I’ve made it home, thank goodness. Today was my “short” eight hour day.
The conversation with the boss was um…interesting. Apparently, I’m to be the primary point of contact and analyst for the monthly R&A. The first one is 26 March. I am to attend all meetings that might have anything to do with my shop. This includes high level meetings…urp.
He seems to have great faith in my abilities. Me…not so much. He claims I’m timid. I laughed long and loud at this, at which point he corrected himself. My personality is not timid, but he feels I should speak up more in meetings. I told him that I am not about to speak up on subjects I know nothing or next to nothing about. I don’t want to look like a fool, I want people to know they can rely on my data, and lastly I want my division to look good. If I feel like I don’t have all the info, I will tell whoever is asking the question or disputing the data, that I need to research it and will get back to them. I’m not about to just spout shit off the top of my head.
I do speak up when I know when I know what I’m talking about. I am not shy about expressing my opinion, but I can do it with tact. I don’t get into pissing contests and if there’s a chance that things are going south in a meeting, I immediately tell folks that the issue is tabled for the big group and that key players will take the disagreement off-line.
He appreciates the fact that I am direct and not a “game player” or drama queen. I hate that shit and so does he.
After we chatted some more about work related issues, we talked about our weekend plans, and which then moved on to stuff going on in our personal lives. It was a long conversation.
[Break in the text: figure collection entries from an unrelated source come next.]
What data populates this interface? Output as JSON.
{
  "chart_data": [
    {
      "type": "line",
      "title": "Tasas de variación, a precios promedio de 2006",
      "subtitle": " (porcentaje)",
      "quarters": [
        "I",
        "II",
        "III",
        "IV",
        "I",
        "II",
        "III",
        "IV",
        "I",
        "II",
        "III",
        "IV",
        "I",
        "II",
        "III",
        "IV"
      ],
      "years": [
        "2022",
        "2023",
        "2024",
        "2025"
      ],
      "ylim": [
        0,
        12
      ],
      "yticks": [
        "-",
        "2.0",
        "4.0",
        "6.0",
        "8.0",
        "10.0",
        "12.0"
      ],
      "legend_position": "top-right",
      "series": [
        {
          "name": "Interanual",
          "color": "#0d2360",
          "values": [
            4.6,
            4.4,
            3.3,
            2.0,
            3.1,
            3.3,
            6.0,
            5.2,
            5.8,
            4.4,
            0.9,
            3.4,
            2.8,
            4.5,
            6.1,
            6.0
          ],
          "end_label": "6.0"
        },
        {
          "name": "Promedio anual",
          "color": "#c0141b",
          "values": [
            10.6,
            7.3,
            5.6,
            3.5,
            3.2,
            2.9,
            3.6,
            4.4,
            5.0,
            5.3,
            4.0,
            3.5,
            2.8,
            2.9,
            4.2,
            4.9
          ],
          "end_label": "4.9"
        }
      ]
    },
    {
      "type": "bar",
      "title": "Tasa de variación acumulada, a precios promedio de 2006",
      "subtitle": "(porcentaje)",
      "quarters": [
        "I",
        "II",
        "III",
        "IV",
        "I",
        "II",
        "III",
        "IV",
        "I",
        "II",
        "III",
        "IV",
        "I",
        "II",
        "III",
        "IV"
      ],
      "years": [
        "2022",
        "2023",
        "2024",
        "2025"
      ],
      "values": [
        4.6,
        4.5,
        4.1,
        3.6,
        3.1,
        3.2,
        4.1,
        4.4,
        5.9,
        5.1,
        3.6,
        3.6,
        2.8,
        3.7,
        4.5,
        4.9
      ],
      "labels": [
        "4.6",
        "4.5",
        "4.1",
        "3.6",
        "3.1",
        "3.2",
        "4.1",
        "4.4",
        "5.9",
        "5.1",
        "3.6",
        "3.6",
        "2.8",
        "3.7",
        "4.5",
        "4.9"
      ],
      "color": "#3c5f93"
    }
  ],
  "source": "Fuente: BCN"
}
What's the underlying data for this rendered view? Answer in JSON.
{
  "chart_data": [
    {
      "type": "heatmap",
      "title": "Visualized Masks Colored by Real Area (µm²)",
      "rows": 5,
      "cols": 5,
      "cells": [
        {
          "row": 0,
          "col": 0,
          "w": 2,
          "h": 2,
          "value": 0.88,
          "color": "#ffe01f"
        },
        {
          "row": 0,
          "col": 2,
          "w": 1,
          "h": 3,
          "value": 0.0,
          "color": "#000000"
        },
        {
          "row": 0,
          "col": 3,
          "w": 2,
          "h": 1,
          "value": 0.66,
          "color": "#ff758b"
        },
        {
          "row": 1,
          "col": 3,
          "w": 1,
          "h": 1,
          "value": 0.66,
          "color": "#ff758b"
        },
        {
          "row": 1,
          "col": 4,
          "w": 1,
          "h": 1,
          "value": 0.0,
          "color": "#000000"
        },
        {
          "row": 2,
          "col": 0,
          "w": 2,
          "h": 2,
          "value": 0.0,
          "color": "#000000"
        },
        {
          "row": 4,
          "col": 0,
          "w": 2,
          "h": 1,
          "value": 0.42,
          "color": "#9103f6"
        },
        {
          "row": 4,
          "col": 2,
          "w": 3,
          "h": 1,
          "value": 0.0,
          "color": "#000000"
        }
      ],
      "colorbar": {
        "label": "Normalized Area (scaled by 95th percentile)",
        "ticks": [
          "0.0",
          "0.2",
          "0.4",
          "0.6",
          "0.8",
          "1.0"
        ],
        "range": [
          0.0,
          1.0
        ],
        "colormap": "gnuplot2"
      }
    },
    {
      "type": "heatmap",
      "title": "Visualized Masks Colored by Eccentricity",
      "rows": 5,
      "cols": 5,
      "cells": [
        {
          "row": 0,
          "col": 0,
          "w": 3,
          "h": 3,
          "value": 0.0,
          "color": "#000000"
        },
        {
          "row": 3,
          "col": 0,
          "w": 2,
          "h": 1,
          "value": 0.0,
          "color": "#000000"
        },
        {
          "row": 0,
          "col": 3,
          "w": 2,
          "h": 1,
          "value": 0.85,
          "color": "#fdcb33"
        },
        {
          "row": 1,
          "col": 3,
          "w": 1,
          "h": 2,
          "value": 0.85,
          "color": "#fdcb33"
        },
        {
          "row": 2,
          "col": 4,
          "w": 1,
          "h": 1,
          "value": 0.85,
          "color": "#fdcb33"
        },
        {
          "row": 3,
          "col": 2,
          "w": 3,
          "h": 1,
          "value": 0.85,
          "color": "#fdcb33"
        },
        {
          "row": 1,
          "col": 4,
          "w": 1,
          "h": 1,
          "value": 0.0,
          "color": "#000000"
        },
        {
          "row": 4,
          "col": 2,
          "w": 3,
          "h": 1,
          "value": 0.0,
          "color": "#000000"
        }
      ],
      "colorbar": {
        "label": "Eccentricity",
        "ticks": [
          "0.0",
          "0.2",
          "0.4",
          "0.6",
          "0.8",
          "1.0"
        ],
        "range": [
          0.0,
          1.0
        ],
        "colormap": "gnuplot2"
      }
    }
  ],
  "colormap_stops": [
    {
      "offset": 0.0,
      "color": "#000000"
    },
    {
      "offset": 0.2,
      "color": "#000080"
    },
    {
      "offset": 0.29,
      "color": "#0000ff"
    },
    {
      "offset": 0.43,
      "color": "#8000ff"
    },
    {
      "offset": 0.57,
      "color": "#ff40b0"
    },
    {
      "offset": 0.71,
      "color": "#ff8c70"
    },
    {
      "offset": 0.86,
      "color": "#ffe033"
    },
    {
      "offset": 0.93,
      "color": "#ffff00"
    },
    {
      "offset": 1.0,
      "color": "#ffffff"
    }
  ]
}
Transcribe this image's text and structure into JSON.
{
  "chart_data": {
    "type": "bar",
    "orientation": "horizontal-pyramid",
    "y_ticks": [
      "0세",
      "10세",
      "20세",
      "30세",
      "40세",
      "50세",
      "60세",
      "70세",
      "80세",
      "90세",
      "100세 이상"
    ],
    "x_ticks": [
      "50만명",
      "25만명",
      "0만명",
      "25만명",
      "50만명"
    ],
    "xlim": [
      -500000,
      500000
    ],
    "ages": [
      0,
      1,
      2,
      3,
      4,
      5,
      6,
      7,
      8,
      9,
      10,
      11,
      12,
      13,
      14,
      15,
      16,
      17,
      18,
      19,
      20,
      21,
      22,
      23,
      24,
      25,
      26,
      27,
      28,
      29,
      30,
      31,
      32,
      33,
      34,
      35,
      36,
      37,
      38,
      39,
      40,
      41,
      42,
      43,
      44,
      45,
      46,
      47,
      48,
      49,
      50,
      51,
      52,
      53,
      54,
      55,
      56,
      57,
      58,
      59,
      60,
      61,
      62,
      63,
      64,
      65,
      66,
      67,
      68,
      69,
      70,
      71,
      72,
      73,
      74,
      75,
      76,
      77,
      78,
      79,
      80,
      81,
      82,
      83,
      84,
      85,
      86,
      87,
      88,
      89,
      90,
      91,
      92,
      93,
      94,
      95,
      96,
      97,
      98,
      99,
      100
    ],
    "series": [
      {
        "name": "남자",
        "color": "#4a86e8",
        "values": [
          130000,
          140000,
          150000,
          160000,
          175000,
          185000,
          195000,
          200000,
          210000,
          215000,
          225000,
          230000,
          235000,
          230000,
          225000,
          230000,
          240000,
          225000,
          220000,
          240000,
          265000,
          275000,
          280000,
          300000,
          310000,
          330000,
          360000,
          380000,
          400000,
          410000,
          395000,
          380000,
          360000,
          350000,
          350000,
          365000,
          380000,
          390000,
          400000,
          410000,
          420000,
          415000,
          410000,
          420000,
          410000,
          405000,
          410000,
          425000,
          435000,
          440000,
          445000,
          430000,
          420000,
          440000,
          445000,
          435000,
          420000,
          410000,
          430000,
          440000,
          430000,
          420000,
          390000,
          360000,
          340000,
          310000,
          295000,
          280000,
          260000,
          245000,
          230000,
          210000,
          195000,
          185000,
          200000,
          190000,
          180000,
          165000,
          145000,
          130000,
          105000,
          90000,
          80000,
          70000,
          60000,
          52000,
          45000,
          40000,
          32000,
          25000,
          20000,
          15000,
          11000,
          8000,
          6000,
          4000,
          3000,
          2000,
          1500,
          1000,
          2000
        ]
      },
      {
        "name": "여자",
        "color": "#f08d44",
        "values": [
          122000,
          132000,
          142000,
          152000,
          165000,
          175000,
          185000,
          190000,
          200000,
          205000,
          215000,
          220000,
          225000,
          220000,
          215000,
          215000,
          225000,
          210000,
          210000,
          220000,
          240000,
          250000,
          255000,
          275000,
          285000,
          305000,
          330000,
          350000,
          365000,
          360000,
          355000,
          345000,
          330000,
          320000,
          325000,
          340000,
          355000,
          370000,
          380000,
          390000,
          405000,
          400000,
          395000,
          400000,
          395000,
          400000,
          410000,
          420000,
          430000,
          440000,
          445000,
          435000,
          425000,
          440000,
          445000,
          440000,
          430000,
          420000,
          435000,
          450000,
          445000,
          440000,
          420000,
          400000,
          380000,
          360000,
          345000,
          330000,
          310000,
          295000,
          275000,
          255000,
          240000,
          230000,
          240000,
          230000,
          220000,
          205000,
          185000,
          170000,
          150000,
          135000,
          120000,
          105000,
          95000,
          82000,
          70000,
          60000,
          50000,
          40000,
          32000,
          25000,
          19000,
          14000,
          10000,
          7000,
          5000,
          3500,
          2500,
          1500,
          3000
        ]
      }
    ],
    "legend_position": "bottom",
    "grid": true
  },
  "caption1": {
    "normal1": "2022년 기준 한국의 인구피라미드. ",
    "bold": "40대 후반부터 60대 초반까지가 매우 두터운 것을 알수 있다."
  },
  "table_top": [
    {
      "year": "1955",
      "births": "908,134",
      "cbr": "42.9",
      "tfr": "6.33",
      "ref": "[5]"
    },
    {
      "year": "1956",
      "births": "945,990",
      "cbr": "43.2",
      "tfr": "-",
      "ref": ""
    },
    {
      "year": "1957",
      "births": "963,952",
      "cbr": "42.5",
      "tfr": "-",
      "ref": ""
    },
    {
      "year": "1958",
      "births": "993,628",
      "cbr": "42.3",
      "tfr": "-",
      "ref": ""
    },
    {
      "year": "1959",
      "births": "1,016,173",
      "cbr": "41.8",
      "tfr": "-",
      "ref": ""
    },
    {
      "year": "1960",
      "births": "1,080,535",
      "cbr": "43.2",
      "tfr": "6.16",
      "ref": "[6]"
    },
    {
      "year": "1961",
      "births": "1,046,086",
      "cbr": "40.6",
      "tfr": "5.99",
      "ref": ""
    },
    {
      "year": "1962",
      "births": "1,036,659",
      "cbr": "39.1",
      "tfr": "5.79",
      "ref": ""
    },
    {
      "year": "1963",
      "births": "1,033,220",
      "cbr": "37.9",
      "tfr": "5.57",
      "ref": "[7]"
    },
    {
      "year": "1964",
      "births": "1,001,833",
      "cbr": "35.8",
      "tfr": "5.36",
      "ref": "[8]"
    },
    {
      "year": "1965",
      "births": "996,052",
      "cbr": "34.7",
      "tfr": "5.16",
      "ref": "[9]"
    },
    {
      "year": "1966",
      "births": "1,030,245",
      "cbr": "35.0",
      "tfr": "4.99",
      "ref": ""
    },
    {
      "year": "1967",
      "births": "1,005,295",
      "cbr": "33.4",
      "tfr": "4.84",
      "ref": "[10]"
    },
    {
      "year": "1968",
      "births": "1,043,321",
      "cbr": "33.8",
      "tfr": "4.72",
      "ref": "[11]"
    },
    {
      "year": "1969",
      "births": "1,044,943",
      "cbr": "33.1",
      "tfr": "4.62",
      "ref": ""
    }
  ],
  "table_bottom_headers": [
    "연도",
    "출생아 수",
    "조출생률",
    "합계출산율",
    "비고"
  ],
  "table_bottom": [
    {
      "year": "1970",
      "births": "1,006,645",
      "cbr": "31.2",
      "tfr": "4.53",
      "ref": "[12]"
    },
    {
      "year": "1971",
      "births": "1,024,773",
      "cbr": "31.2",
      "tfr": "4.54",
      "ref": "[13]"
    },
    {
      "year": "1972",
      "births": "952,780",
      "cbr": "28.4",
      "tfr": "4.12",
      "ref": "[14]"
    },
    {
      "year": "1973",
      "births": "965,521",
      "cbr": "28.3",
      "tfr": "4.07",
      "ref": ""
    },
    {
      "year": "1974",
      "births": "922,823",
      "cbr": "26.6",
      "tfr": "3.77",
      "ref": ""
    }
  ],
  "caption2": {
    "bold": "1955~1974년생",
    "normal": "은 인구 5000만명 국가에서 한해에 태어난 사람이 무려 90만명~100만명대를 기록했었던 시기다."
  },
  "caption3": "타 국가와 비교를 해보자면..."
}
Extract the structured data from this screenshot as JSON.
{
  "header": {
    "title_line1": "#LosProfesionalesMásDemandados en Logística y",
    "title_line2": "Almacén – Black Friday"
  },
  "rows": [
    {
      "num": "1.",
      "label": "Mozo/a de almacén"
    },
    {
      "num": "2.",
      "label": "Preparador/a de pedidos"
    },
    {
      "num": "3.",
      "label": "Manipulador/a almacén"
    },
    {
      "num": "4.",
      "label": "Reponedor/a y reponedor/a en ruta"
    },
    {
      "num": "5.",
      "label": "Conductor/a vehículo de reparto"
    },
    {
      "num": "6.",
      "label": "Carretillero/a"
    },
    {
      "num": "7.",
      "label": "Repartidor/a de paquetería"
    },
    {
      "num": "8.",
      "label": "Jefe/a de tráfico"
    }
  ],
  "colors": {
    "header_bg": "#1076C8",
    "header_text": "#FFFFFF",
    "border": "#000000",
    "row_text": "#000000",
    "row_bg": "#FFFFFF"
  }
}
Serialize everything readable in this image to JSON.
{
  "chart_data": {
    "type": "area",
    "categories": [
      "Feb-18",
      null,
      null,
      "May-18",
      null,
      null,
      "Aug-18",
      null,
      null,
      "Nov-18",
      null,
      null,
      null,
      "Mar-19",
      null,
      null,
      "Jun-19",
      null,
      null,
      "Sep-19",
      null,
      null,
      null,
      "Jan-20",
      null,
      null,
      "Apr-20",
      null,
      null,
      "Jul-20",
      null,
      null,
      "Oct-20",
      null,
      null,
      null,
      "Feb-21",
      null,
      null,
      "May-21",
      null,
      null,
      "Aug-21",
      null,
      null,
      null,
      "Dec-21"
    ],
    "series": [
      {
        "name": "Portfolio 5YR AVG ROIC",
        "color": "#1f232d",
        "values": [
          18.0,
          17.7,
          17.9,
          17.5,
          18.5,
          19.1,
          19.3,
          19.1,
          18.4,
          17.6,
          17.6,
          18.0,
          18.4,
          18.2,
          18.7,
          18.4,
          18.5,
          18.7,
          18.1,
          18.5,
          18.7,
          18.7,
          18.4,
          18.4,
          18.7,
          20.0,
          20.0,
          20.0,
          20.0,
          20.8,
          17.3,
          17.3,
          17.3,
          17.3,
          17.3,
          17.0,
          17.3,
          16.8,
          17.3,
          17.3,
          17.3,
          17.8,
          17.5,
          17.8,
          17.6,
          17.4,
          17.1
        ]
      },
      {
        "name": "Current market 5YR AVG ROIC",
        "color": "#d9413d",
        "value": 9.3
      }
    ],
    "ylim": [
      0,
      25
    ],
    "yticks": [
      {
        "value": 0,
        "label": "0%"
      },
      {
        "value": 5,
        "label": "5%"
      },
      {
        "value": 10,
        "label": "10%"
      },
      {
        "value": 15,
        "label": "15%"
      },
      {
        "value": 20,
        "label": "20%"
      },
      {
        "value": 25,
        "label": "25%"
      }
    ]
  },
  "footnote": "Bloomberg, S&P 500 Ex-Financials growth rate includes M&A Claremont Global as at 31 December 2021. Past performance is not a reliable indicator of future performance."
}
At any rate, things will be kind of bumpy for awhile, I think. I’m going to be working my ass off and will probably spending a lot of my own time trying to bone up on things. Bleh. I need to do it, so I shall, but frankly, I’d like just a small bit of “coast time”. I’ve been going a million miles an hour for a year now, and I’m tired.
Well, that was rather long-winded. Sorry about that.
Speaking sammiches…I’m hungry. I need to rustle something up.